Due to the close resemblance of the malarial symptoms with the flu, proper and on time diagnosis of malaria sometimes proves to be difficult but it is necessarily very important to detect malaria-infected individuals as early as possible. There are various tests that can be carried out to diagnose malaria, however, the preferred method is through the Giemsa-stained thick and thin blood smears taken for laboratory testing by microbiologists. The Giemsa method of testing is more convenient and is a cheaper way for diagnosing malaria while Chloroquine continues to remain as the most effective and commonly used the drug of choice for the treatment of malarial infection. However, currently there are many other treatments for Malaria
Patients with P.falciprum strains that are resistant to Chloroquine are therefore recommended to use other anti-malarial drugs that are in combination with Chloroquine for the treatment of malaria.
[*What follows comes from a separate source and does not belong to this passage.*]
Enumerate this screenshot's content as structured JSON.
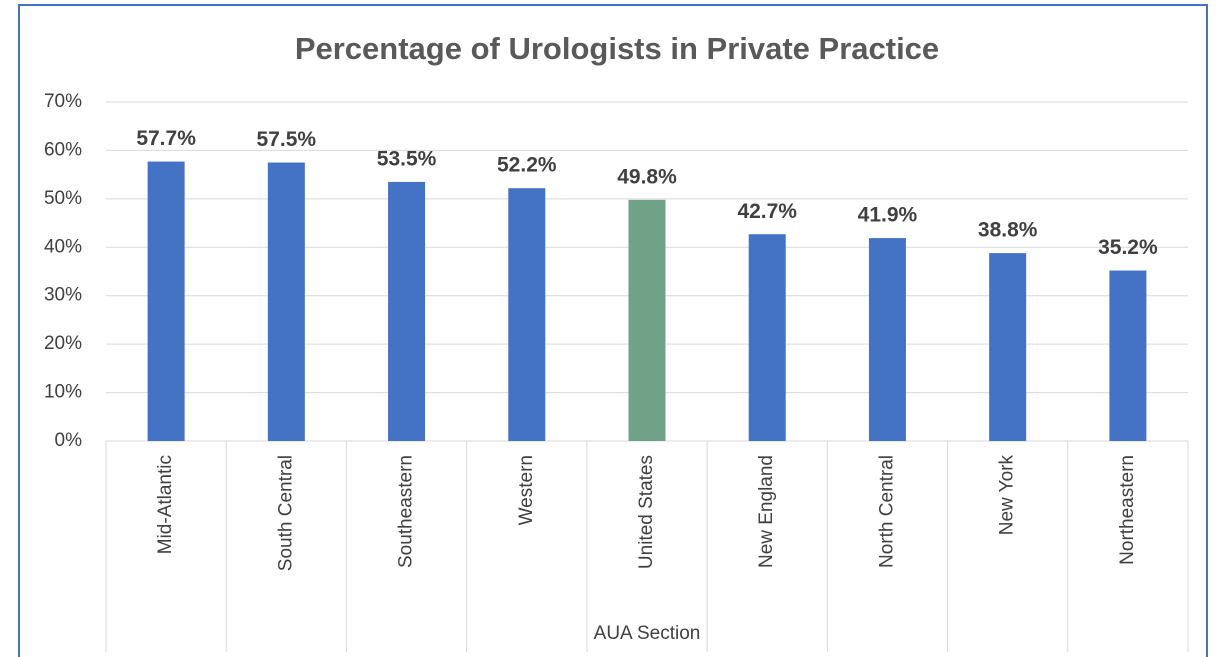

While the infection caused by P. falciparum is the most fatal of all the four species of Plasmodium, P. vivax and P. ovule have the ability to remain for many months in the livers of their carriers where they remain in a dormant stage. P. vivax and P. ovule eventually begin regenerate and thereafter the symptoms of malaria become more evident, long after time their carriers were exposed to these particular parasites.
Relapses of malaria are also specifically more commonly associated by these two specific stains of malaria amongst patients suffering from malaria. Malaria is transmitted to human beings through the sting bites of the female Anopheles mosquito. These Anopheleses female mosquitoes usually sting bite their victims during the sun rise and sun set time periods. Furthermore, malarial parasites can also be transmitted through the transfusion of infected blood or by the use of shared injection needles. Besides these two ways of transmission, malaria can also be passed on by pregnant women to their unborn children.